Na procura pelo software mais eficiente para adequar seus controles internos às exigências da lei americana Sarbanes-Oxley, ou pelo melhor relatório anual para impressionar os investidores, algumas companhias preferem não economizar. “Conversei com dez empresas nos últimos dias e oito afirmaram que não tomariam sua decisão baseada em preço”, diz Rodrigo Guimarães, gerente de projetos de relatórios anuais da Selulloid AG, que ganhou quatro dos oito prêmios da Associação Brasileira das Companhias Abertas (Abrasca) este ano e cobra de R$ 90 mil a R$ 300 mil por relatório, muitos com balanços sociais destacados.

A disputa por clientes é acirrada, reconhece Guimarães, mas o crescimento de 50% na área de relatórios este ano indica que a Selulloid estaria trilhando o caminho certo. Ter a governança como cartão de visitas é tão importante que as empresas começam a buscar certificações e participar de rankings de boas práticas. Os ratings de governança já são feitos por agências de classificação de risco e começam a ser oferecidos por consultorias especializadas, como a Excelência Governança Corporativa. “Fazemos a avaliação baseada em 178 quesitos e damos a certificação. Esse produto é a nossa grande aposta”, diz o diretor Thomas Felipe.

A hora de prospectar clientes é agora, ensina Rodolfo Zabisky, diretor executivo da MZ Consult, que presta consultoria na área de Relações com Investidores (RI) e acaba de lançar um produto inédito, denominado “Divulgação Exemplar”, em parceria com o escritório Linklaters, especializado em mercado de capitais nos Estados Unidos, e a consultoria KPMG. “Outubro e novembro são os melhores meses para lançar um produto, porque é quando as empresas colocam a governança no orçamento”, explica Zabisky, que estima um custo entre R$ 30 mil e R$ 50 mil para companhias que aderirem aos novos processos de divulgação de informações ao mercado, incluindo certificação.

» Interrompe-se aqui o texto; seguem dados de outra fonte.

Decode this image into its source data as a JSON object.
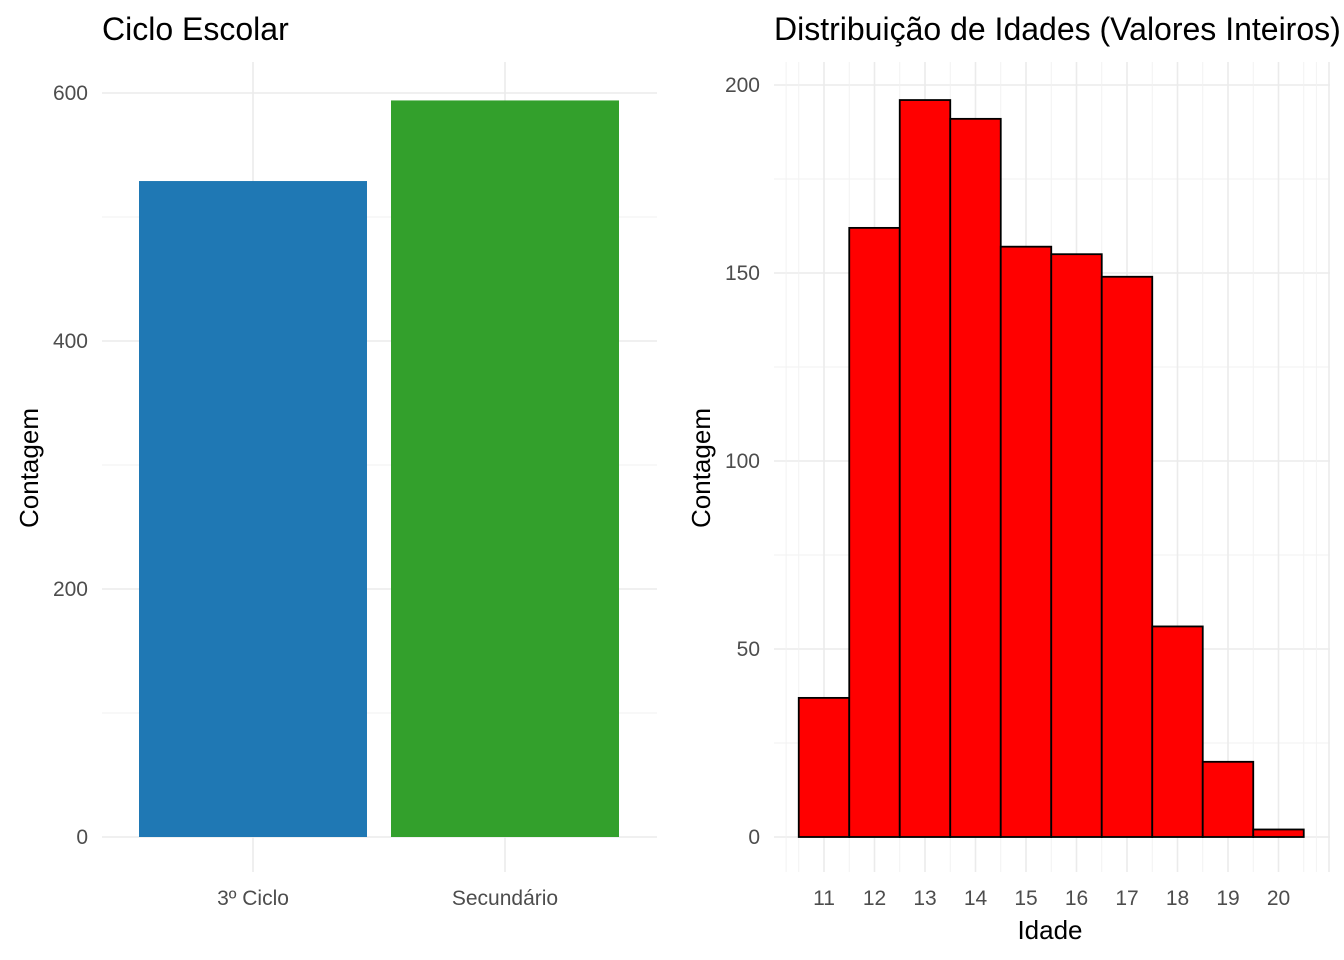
{
  "chart_data": [
    {
      "type": "bar",
      "title": "Ciclo Escolar",
      "xlabel": "",
      "ylabel": "Contagem",
      "categories": [
        "3º Ciclo",
        "Secundário"
      ],
      "values": [
        529,
        594
      ],
      "colors": [
        "#1F78B4",
        "#33A02C"
      ],
      "ylim": [
        0,
        625
      ],
      "yticks": [
        0,
        200,
        400,
        600
      ],
      "grid": true
    },
    {
      "type": "bar",
      "title": "Distribuição de Idades (Valores Inteiros)",
      "xlabel": "Idade",
      "ylabel": "Contagem",
      "categories": [
        "11",
        "12",
        "13",
        "14",
        "15",
        "16",
        "17",
        "18",
        "19",
        "20"
      ],
      "x": [
        11,
        12,
        13,
        14,
        15,
        16,
        17,
        18,
        19,
        20
      ],
      "values": [
        37,
        162,
        196,
        191,
        157,
        155,
        149,
        56,
        20,
        2
      ],
      "fill_color": "#FF0000",
      "border_color": "#000000",
      "ylim": [
        0,
        205
      ],
      "yticks": [
        0,
        50,
        100,
        150,
        200
      ],
      "grid": true
    }
  ]
}
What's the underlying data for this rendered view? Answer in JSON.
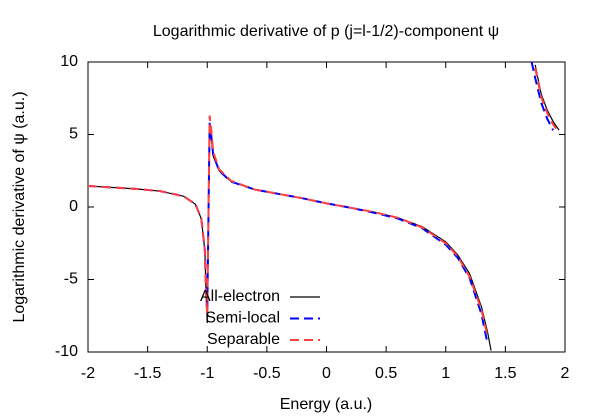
{
  "chart_data": {
    "type": "line",
    "title": "Logarithmic derivative of p (j=l-1/2)-component ψ",
    "x_label": "Energy (a.u.)",
    "y_label": "Logarithmic derivative of ψ (a.u.)",
    "x": [
      -2,
      -1.8,
      -1.6,
      -1.4,
      -1.2,
      -1.1,
      -1.05,
      -1.02,
      -1.01,
      -1.0,
      -0.98,
      -0.97,
      -0.95,
      -0.9,
      -0.8,
      -0.6,
      -0.4,
      -0.2,
      0,
      0.2,
      0.4,
      0.6,
      0.8,
      1.0,
      1.1,
      1.2,
      1.3,
      1.35,
      1.38,
      1.4,
      1.6,
      1.72,
      1.75,
      1.8,
      1.85,
      1.9,
      1.95
    ],
    "series": [
      {
        "name": "All-electron",
        "color": "#000000",
        "style": "solid",
        "values": [
          1.45,
          1.35,
          1.25,
          1.1,
          0.75,
          0.2,
          -0.8,
          -3,
          -6,
          -8,
          5.5,
          5,
          3.5,
          2.5,
          1.75,
          1.2,
          0.9,
          0.6,
          0.25,
          -0.05,
          -0.35,
          -0.75,
          -1.35,
          -2.4,
          -3.3,
          -4.6,
          -6.9,
          -8.6,
          -9.9,
          null,
          null,
          null,
          9.8,
          7.8,
          6.7,
          5.9,
          5.3
        ]
      },
      {
        "name": "Semi-local",
        "color": "#0000ff",
        "style": "dashed",
        "values": [
          1.45,
          1.35,
          1.25,
          1.1,
          0.75,
          0.2,
          -0.8,
          -3,
          -6,
          -7.3,
          5.8,
          5.2,
          3.6,
          2.5,
          1.75,
          1.2,
          0.9,
          0.6,
          0.25,
          -0.05,
          -0.4,
          -0.8,
          -1.45,
          -2.6,
          -3.5,
          -4.9,
          -7.4,
          -9.4,
          null,
          null,
          null,
          10,
          8.9,
          7.2,
          6.1,
          5.3,
          null
        ]
      },
      {
        "name": "Separable",
        "color": "#ff4040",
        "style": "dashed",
        "values": [
          1.45,
          1.35,
          1.25,
          1.1,
          0.75,
          0.2,
          -0.8,
          -3,
          -6,
          -7.5,
          6.3,
          5.6,
          3.8,
          2.6,
          1.8,
          1.2,
          0.9,
          0.6,
          0.25,
          -0.05,
          -0.35,
          -0.75,
          -1.4,
          -2.5,
          -3.4,
          -4.8,
          -7.1,
          -8.9,
          null,
          null,
          null,
          null,
          9.6,
          7.6,
          6.5,
          5.7,
          5.1
        ]
      }
    ],
    "xlim": [
      -2,
      2
    ],
    "ylim": [
      -10,
      10
    ],
    "xticks": [
      -2,
      -1.5,
      -1,
      -0.5,
      0,
      0.5,
      1,
      1.5,
      2
    ],
    "yticks": [
      -10,
      -5,
      0,
      5,
      10
    ],
    "grid": false,
    "legend": "lower-left"
  }
}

Pela experiência das prestadoras de serviços que exploram o filão, a governança de fato saiu do discurso e entrou no planejamento das companhias. O diretor da MZ lembra que, na área de RI, a primeira onda foram os websites, que alavancaram o faturamento de sua empresa. “Agora será a vez das políticas e processos de divulgação de informações”, aposta Zabisky. Na implementação de manuais de boas práticas, já houve o boom dos códigos de ética, recordistas de projetos na KPMG no ano passado, recorda-se André Coutinho, diretor de Management Assurance Services da consultoria.

Uma pesquisa eletrônica feita pela KPMG em abril com 53 conselheiros e diretores de empresas, à qual a Capital Aberto teve acesso com exclusividade, aponta para os maiores investimentos já realizados em relação a processos e práticas de governança. No ano passado, 55% das companhias apostaram no fortalecimento da auditoria interna, 48% na área de gerenciamento de riscos e 44% implementaram códigos de boas práticas. Novas tecnologias para monitorar o desempenho foram adotadas por 35% das empresas, enquanto 30% investiram na melhora do treinamento e na formação de membros da diretoria. O fortalecimento da área de RI e o aprimoramento dos relatórios anuais foram itens apontados por 27% dos entrevistados.

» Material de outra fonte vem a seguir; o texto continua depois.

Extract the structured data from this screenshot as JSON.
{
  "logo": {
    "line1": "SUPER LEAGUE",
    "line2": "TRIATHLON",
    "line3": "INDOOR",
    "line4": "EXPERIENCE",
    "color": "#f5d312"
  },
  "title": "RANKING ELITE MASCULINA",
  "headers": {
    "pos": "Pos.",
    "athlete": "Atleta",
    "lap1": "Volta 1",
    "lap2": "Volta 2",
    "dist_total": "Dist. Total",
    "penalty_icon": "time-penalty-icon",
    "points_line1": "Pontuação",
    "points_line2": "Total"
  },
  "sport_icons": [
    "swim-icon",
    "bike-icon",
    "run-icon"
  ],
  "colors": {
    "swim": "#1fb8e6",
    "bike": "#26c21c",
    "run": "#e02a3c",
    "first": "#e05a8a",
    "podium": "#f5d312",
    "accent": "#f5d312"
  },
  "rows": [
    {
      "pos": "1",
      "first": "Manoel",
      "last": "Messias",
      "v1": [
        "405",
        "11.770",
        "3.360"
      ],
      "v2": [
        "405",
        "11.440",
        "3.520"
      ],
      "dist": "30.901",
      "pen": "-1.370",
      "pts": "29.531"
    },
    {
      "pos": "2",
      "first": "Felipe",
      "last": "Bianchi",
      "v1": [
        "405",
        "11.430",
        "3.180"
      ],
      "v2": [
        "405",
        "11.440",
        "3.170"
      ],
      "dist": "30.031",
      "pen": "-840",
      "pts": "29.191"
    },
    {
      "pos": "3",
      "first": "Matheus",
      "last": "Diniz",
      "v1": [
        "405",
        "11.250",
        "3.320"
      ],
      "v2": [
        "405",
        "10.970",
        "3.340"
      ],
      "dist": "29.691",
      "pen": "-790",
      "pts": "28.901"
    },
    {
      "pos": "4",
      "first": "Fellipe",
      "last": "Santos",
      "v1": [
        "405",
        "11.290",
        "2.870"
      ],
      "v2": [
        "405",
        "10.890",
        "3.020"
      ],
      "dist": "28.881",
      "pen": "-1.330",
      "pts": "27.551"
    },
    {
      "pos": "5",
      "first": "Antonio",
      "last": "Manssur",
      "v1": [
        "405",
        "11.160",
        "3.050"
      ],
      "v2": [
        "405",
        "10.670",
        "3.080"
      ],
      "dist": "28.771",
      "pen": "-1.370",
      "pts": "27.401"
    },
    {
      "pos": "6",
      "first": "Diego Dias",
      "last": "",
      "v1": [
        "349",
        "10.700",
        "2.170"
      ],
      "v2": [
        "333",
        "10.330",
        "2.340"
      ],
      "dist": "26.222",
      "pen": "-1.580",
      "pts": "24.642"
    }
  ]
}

OTIMISMO PARA 2005 – Tudo indica que os investimentos se intensificaram este ano e devem explodir no próximo. As previsões otimistas da indústria da governança levam em conta alguns fatores. O primeiro deles é a pressão dos prazos impostos para adequação às exigências da Sarbanes- Oxley, que se esgotam em julho de 2005 para as empresas com ações na Bolsa de Nova York, e, no final deste ano, para as subsidiárias brasileiras de multinacionais americanas. A principal preocupação, neste caso, é com a seção 404 da lei, que exige uma série de procedimentos relativos a controles internos, um dos pontos nevrálgicos da Sarbanes-Oxley que visa evitar fraudes e permitir a responsabilização dos executivos pela gestão financeira das empresas.

Como nicho de mercado a explorar, o universo de companhias com ADRs e subsidiárias que eventualmente não tenham trazido pronto o “pacote” de novas práticas da matriz parece restrito. Mas a previsão da indústria da governança é de que as empresas que escapam das exigências da Sarbanes tenderão, cada vez mais, a adotar os princípios da lei, seja por uma questão de competitividade ou para corresponder às expectativas de clientes e potenciais investidores. Vale lembrar que, com o revigoramento do mercado de capitais no País, várias empresas hoje começam a estudar a abertura de capital e as captações no exterior – e só então percebem que o seu nível de transparência está anos-luz aquém do requerido pelos órgãos reguladores. É aí que o mercado se amplia de forma extraordinária para a governança, com espaço até para consultorias de menor porte que vislumbrem nichos inexplorados.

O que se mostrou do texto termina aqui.